The trajectory of tissue engineering is following a typical scenario exemplified by ultimately successful product initiatives such as antibodies, biopharmaceuticals, certain replacement devices, surgical techniques, even prescription drugs, where initial promising results lead to over-exuberance and the hard realities such as resourcing, technical setbacks and public opinion lead to setbacks and retrenchment. The field of tissue engineering is currently on the upswing where large device and drug companies are committing resources to the field, often as defensive measures and small companies dedicated to focused products in the field are forming with realistic goals derived from earlier experiences of failed companies. For example, Medtronic, Inc. is maintaining its lead in spine therapy products with the help of its ‘Infuse’ bone morphogenic protein product (delivered on collagen sponge) used to enhance the rate of spinal fusion in conjunction with its metal lumbar fusion cage [20]. Genzyme/Sanofi Aventis, a company basic in enzyme therapy for rare diseases, was the leader leader in cell therapy for cartilage repair and large-area skin regeneration [21], but recently divested its cell therapy products to the company: Aastrom Biosciences, recently renamed Vericel [13]. Vericel is actively developing and marketing a range of living cell-based products and has assumed a leadership role in tissue engineering.

Summary

It is appropriate, in this summary to consider the importance of biomaterials in the gradual transition of therapies from replacement medicine to therapeutic tissue engineering. Of course, replacement medical devices were composed largely of structural materials used in contact with body tissues. They were usually delivered to the body using tools of entry such as scalpels, curettes, saws, adhesives etc. Biomaterials such as sutures and staples were used for closure often with the aid of needles, dispensers, etc. For tissue engineering, scaffolds, gels and other devices are used to deliver cells and bioactive factors, all of which may comprise the therapy. Even if biomaterials are not part of the therapy imparted, adjunctive devices comprised of biomaterials will still be essential to deliver the therapy. Therefore the types and functions of biomaterials may change, but they will always be crucial to all stages of advancement of medical therapy. Continuing development of biomaterials is necessary to promote advances in both replacement and tissue engineering therapy.

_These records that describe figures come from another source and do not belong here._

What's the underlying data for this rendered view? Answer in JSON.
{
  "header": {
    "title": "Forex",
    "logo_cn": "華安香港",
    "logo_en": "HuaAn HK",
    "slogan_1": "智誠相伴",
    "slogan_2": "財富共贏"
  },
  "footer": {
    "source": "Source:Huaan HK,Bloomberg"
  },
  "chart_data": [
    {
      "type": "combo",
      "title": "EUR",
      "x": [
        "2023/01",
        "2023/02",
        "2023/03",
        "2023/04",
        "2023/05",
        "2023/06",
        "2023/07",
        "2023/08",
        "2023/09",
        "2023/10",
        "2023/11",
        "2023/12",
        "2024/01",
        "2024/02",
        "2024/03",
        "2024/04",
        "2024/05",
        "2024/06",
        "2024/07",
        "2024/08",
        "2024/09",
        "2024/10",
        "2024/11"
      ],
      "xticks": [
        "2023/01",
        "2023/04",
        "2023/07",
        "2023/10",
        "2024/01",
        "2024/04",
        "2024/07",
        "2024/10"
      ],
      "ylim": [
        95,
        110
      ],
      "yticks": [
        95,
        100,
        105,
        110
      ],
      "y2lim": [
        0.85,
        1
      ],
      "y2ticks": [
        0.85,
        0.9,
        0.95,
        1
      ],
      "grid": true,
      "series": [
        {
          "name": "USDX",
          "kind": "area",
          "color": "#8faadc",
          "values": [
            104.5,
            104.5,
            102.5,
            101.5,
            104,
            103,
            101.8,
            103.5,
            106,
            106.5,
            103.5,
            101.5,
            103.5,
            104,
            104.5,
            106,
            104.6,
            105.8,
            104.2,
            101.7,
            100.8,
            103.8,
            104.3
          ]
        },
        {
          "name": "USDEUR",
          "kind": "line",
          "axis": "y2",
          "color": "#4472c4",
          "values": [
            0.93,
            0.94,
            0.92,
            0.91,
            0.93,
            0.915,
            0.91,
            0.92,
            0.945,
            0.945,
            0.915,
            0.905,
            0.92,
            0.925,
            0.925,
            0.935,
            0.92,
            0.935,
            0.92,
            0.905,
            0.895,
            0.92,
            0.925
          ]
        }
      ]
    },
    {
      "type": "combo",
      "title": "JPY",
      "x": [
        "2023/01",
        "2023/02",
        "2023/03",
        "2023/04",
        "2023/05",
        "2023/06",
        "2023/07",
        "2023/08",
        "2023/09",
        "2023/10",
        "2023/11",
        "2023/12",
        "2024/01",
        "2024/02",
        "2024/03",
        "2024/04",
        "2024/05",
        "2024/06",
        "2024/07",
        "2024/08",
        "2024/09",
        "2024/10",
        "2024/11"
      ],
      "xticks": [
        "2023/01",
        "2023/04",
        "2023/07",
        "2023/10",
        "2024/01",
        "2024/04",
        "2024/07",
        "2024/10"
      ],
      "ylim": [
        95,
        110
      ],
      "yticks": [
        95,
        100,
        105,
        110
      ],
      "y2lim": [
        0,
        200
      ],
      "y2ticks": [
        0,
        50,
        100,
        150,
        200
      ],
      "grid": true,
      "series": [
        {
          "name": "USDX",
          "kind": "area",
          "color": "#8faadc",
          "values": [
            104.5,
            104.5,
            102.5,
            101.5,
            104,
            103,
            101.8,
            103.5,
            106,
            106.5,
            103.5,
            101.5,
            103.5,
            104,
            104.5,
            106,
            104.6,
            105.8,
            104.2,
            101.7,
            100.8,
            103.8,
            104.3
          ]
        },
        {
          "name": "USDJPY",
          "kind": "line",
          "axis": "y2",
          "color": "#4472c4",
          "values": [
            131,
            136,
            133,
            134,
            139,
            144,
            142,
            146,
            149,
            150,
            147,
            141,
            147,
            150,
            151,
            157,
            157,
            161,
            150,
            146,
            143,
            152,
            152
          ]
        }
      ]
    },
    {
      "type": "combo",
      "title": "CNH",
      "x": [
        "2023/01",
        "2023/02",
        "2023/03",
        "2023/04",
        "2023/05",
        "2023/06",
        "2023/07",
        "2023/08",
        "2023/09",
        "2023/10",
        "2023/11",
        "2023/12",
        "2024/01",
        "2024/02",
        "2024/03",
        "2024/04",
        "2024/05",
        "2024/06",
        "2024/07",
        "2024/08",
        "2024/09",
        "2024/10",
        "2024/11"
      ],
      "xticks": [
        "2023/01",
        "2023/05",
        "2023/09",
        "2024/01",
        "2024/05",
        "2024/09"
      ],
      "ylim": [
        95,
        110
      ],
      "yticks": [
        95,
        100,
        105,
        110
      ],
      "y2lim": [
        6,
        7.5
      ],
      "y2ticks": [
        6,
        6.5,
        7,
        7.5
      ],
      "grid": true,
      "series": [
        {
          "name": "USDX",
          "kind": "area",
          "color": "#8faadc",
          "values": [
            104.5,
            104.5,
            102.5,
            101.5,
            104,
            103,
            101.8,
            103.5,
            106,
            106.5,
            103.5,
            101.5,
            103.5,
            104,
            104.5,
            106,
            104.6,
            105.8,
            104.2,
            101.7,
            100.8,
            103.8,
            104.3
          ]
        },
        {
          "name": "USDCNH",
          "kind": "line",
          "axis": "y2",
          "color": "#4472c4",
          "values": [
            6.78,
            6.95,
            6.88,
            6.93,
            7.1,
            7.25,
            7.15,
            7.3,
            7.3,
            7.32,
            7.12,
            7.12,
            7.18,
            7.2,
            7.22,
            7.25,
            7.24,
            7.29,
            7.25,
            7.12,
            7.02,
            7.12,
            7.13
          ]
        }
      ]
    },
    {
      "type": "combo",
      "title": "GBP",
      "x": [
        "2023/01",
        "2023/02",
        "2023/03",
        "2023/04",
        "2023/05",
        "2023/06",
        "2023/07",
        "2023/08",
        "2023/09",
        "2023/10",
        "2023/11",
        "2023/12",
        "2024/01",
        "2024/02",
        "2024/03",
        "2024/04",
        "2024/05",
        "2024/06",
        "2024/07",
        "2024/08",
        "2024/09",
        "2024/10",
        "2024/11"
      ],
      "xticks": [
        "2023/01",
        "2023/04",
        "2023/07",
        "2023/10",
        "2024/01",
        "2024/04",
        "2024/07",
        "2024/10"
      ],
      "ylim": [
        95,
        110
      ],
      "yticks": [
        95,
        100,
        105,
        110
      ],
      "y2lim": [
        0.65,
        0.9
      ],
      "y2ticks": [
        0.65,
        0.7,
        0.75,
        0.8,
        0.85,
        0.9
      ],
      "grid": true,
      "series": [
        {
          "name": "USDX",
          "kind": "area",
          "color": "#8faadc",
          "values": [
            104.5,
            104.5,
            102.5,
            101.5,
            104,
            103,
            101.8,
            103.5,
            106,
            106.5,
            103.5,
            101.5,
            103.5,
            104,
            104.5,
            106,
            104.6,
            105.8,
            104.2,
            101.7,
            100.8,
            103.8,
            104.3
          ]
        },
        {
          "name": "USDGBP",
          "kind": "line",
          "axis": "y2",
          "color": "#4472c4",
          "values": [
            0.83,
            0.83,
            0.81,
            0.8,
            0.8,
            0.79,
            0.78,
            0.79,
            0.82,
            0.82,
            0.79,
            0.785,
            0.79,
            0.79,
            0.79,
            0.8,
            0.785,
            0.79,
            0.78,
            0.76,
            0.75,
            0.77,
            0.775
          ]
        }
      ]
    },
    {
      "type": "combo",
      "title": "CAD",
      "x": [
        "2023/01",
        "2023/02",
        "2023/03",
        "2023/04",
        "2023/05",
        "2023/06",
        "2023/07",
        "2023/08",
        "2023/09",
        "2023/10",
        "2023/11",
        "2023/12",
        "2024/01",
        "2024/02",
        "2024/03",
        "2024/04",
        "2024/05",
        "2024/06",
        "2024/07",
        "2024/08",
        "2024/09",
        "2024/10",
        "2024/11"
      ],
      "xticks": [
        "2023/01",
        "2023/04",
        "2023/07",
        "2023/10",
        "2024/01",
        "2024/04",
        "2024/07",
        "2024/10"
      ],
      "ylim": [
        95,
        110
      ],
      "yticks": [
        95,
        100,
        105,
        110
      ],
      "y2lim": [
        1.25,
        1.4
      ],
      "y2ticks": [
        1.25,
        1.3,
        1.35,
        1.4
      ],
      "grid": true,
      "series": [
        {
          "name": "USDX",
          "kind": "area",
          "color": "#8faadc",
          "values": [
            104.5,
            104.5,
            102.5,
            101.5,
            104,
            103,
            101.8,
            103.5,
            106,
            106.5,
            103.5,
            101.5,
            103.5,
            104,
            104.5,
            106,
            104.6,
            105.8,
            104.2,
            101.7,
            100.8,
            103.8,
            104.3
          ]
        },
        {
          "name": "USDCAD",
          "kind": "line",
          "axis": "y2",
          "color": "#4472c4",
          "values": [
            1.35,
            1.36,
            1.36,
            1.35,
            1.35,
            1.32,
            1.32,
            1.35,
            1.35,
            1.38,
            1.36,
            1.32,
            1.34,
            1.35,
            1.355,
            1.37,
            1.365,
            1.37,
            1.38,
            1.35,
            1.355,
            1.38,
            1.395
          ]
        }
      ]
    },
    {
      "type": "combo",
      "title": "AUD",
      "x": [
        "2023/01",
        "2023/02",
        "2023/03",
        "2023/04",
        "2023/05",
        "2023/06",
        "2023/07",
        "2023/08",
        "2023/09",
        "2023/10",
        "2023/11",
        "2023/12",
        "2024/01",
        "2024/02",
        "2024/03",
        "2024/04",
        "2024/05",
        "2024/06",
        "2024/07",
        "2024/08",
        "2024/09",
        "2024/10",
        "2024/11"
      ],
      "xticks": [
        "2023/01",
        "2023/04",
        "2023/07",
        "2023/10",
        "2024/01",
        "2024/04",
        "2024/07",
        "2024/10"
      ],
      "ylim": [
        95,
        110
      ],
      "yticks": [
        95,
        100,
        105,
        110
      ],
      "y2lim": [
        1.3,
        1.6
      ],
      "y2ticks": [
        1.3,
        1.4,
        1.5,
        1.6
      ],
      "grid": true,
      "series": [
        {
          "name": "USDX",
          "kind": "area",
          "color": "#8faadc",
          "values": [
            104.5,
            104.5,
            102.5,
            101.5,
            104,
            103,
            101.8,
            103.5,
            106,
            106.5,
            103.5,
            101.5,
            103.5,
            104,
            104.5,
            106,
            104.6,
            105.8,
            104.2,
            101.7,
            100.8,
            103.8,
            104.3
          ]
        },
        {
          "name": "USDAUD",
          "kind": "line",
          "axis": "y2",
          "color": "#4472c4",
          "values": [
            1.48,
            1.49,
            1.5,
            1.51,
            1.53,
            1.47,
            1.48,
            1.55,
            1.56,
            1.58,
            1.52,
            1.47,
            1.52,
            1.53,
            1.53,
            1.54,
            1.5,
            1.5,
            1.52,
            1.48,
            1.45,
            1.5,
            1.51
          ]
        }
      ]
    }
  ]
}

In conclusion, the trajectory of tissue engineering in the broad sense advances generally upward and significant products are emerging. Such progress is resulting in the supplanting of replacement therapeutic products with engineered tissue or strategies to control the body’s functions to induce favorable therapeutic outcomes. This transition is generally positive in that it will result in the regeneration, generation, limitation or healing of tissue toward its healthy, potentially durable state. While replacement products indicated above are highly biomaterials-based, tissue engineering products are also dependent on biomaterials as components of their composition or for adjunctive devices to deliver the therapies. As new business opportunities and as defensive measures, emerging companies dedicated to the field and those founded on pharmacologic and device premises are currently devoting significant resources to developing tissue engineering products.

Conflict of interest statement. None declared.